A mediados de la década de los años 50, el juguetero de origen noruego, Aasmund Sigurd Laerdal recibió el encargo de confeccionar un maniquí con el que realizar las prácticas de primeros auxilios y boca a boca que había ideado el médico austriaco Peter Safar.

Laerdal pensó que el muñeco debía tener una apariencia lo suficientemente real como para infundir tranquilidad entre los estudiantes de medicina que lo utilizarían durante sus prácticas por lo que tras darle varias vueltas a la cabeza recordó el rostro sosegado y sereno de una especie de máscara de yeso que sus abuelos tenían colgada en el salón y que él tantas veces vio de pequeño.

Tras conseguir recuperarla le sirvió de inspiración y molde para el maniquí, conocido como CPR Annie, y que desde entonces ha servido para salvar un número incalculable de miles de vidas gracias a ser utilizado por todas las personas que se dedican a los primeros auxilios.

Pero detrás de cómo llegó aquella máscara de yeso a estar colgada en la pared del salón de los abuelos de Aasmund hay una historia realmente curiosa.

En realidad no sólo estaba en casa de los Laerdal sino que docenas de máscaras como esa decoraban un buen número de hogares desde que se pusiera de moda hacerlo recién estrenado el siglo XX.

El rostro pertenecía a una joven desconocida que fue encontrada ahogada en el parisino río Sena hacia finales de la década de 1880. Nada se sabía de su identidad, aunque por su aspecto se calculaba que tendría algo menos de 20 años.

Pero al encargado de la morgue, en custodiarla y prepararla para cuando alguien fuera a reclamar el cuerpo, había algo que realmente le llamó la atención de la joven y era la cara serena y la sonrisa que en su rostro se reflejaba, a pesar de estar sin vida.

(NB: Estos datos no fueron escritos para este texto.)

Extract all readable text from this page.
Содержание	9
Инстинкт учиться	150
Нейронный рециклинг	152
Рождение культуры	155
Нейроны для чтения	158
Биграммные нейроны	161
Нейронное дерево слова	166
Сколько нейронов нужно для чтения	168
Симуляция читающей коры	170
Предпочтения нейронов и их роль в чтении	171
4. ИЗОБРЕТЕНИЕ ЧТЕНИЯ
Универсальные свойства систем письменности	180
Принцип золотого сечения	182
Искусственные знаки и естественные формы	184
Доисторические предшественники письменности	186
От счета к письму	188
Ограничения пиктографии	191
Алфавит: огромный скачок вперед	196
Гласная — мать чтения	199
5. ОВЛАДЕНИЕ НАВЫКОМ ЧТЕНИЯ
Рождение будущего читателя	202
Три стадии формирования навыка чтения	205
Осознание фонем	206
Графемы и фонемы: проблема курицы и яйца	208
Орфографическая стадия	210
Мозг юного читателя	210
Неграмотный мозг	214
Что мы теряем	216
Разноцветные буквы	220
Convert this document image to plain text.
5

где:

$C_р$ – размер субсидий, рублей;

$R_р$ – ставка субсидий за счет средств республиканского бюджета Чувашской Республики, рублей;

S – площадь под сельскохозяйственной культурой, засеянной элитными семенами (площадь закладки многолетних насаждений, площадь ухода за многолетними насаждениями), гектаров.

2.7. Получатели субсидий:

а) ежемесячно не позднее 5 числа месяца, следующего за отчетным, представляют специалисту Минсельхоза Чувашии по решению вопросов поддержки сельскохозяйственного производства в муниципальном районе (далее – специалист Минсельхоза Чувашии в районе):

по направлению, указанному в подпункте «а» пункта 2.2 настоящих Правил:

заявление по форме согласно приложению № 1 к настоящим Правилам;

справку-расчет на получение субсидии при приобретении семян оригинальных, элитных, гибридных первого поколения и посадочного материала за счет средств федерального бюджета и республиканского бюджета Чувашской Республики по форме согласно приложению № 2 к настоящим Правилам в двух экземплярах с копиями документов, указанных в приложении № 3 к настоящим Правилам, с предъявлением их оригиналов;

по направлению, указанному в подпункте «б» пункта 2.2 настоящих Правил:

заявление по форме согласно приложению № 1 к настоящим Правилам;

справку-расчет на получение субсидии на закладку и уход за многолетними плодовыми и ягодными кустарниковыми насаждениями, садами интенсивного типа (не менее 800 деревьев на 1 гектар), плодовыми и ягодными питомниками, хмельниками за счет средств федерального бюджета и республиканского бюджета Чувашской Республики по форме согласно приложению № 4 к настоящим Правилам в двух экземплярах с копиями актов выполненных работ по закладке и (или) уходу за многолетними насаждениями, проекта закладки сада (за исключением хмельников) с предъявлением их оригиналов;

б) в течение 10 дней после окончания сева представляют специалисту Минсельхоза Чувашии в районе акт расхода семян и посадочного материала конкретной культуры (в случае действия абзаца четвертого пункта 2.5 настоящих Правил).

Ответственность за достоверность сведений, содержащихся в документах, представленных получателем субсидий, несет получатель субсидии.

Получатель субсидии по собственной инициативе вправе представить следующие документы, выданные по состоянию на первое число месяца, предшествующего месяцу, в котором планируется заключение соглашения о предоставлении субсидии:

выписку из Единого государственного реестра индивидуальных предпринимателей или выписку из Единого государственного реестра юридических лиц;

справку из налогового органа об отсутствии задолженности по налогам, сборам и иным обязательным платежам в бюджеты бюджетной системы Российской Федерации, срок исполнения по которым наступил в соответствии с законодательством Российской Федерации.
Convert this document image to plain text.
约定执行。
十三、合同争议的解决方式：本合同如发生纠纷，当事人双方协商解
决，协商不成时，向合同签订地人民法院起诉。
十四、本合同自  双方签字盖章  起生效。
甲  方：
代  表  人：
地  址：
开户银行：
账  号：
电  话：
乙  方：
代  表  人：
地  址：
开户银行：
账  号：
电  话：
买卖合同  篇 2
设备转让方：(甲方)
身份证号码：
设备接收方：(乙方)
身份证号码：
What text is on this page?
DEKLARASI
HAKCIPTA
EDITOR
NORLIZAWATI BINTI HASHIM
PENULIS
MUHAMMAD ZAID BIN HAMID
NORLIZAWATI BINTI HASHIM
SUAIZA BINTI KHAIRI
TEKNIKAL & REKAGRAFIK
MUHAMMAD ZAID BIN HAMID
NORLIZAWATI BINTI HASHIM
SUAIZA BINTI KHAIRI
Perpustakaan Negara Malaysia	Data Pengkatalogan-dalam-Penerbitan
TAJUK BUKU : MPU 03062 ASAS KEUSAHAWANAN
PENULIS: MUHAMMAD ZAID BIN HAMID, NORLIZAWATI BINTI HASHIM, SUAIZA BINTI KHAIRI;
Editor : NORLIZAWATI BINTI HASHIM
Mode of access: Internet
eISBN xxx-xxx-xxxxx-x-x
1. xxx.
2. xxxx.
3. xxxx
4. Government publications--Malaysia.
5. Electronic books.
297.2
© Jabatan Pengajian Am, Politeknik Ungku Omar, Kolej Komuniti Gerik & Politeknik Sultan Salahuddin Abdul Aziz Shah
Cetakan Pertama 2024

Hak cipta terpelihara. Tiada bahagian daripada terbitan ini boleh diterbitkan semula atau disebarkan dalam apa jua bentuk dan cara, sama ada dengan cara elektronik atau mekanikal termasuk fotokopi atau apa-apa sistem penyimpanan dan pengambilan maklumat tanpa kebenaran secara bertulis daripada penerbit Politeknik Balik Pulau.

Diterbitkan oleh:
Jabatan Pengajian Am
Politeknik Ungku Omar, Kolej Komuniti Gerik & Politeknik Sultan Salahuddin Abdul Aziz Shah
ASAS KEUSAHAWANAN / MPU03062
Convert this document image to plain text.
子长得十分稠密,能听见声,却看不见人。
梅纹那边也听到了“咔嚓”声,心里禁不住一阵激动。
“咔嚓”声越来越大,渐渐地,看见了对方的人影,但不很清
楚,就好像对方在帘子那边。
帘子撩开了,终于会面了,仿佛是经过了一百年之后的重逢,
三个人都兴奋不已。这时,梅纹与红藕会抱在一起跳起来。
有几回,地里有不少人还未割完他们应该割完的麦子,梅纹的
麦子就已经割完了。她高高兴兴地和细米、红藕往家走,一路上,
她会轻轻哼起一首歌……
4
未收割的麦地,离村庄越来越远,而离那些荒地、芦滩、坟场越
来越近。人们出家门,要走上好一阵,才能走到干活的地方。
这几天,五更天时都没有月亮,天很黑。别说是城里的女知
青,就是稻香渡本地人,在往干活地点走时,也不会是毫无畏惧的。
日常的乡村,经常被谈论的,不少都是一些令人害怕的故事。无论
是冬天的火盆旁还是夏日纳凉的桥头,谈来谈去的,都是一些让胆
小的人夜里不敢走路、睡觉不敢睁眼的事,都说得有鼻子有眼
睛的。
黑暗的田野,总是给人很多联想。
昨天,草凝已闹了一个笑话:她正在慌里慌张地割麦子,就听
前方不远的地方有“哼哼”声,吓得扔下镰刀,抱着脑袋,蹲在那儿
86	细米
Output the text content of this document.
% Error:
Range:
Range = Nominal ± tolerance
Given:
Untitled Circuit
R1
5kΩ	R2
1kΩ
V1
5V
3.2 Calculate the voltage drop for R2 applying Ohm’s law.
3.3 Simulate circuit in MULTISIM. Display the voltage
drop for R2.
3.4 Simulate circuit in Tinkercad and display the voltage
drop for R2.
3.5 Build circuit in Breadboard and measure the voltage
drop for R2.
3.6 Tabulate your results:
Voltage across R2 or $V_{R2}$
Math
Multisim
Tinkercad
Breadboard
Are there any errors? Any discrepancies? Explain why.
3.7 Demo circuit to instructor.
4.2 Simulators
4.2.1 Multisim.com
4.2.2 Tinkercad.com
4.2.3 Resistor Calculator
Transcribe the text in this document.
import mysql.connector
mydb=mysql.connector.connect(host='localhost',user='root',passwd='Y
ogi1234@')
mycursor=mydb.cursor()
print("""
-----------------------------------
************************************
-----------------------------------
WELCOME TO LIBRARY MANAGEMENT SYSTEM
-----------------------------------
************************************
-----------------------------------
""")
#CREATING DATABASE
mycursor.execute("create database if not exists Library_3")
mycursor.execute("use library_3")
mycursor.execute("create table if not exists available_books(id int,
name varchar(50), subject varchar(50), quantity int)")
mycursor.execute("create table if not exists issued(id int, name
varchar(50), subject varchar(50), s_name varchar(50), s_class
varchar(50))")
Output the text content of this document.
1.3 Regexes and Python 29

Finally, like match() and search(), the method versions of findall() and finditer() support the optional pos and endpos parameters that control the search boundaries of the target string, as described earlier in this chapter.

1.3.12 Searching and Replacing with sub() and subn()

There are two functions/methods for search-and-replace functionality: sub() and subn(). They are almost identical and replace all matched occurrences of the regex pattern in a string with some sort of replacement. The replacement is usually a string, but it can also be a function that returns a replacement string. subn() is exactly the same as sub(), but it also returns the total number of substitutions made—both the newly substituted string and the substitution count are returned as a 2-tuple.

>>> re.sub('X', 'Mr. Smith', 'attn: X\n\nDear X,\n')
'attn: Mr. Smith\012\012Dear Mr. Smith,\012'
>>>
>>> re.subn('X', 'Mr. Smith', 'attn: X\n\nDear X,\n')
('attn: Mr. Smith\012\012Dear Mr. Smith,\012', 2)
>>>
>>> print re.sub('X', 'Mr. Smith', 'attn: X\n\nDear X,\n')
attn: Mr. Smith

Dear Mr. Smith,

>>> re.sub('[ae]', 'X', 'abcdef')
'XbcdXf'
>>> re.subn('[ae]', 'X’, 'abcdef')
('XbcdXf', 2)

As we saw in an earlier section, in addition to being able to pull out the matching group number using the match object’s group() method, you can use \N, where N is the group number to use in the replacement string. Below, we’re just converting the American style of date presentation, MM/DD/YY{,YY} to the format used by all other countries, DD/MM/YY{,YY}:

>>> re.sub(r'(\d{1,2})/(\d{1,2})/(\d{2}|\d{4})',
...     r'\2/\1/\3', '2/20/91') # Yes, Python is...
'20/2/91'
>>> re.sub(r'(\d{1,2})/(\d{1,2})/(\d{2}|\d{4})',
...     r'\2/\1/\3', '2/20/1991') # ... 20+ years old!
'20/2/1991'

Quedó tan maravillado por esa expresión que decidió encargar que le realizaran una máscara mortuoria, algo que por entonces se estilaba mucho hacer.

En los siguientes días nadie se presentó en el depósito de cadáveres y el cuerpo fue enterrado en una fosa común, sin rastro, señal de identidad ni recuerdo alguno de la muchacha, pero lo que sí perduró fue el rostro de la joven realizado en yeso que quedo colgado de una de las paredes de la morgue.

Por allí pasaron a lo largo de los siguientes años centenares de personas que lo contemplaban y muchos fueron los artistas de la época que inspiraron alguna de sus obras en la cara angelical y la encantadora sonrisa de ‘la desconocida del Sena’, nombre que se le atribuyó y por el que comenzó a ser inmensamente popular (algunos se refieren a ella como ‘la bella del Sena’ o ‘la Mona Lisa del Sena’).

Hombres y mujeres de letras dedicaron algún relato a la misteriosa joven, en algunos retratos aparecía su rostro e incluso a algún avispado comerciante se le ocurrió la brillante idea de hacer docenas de réplicas de la máscara y ponerlas a la venta, traspasando fronteras y llegando a infinidad de hogares, entre ellos el de los abuelos de Aasmund Sigurd Laerdal quien se inspiró décadas después para crear el famoso maniquí con el que realizar las prácticas de primeros auxilios.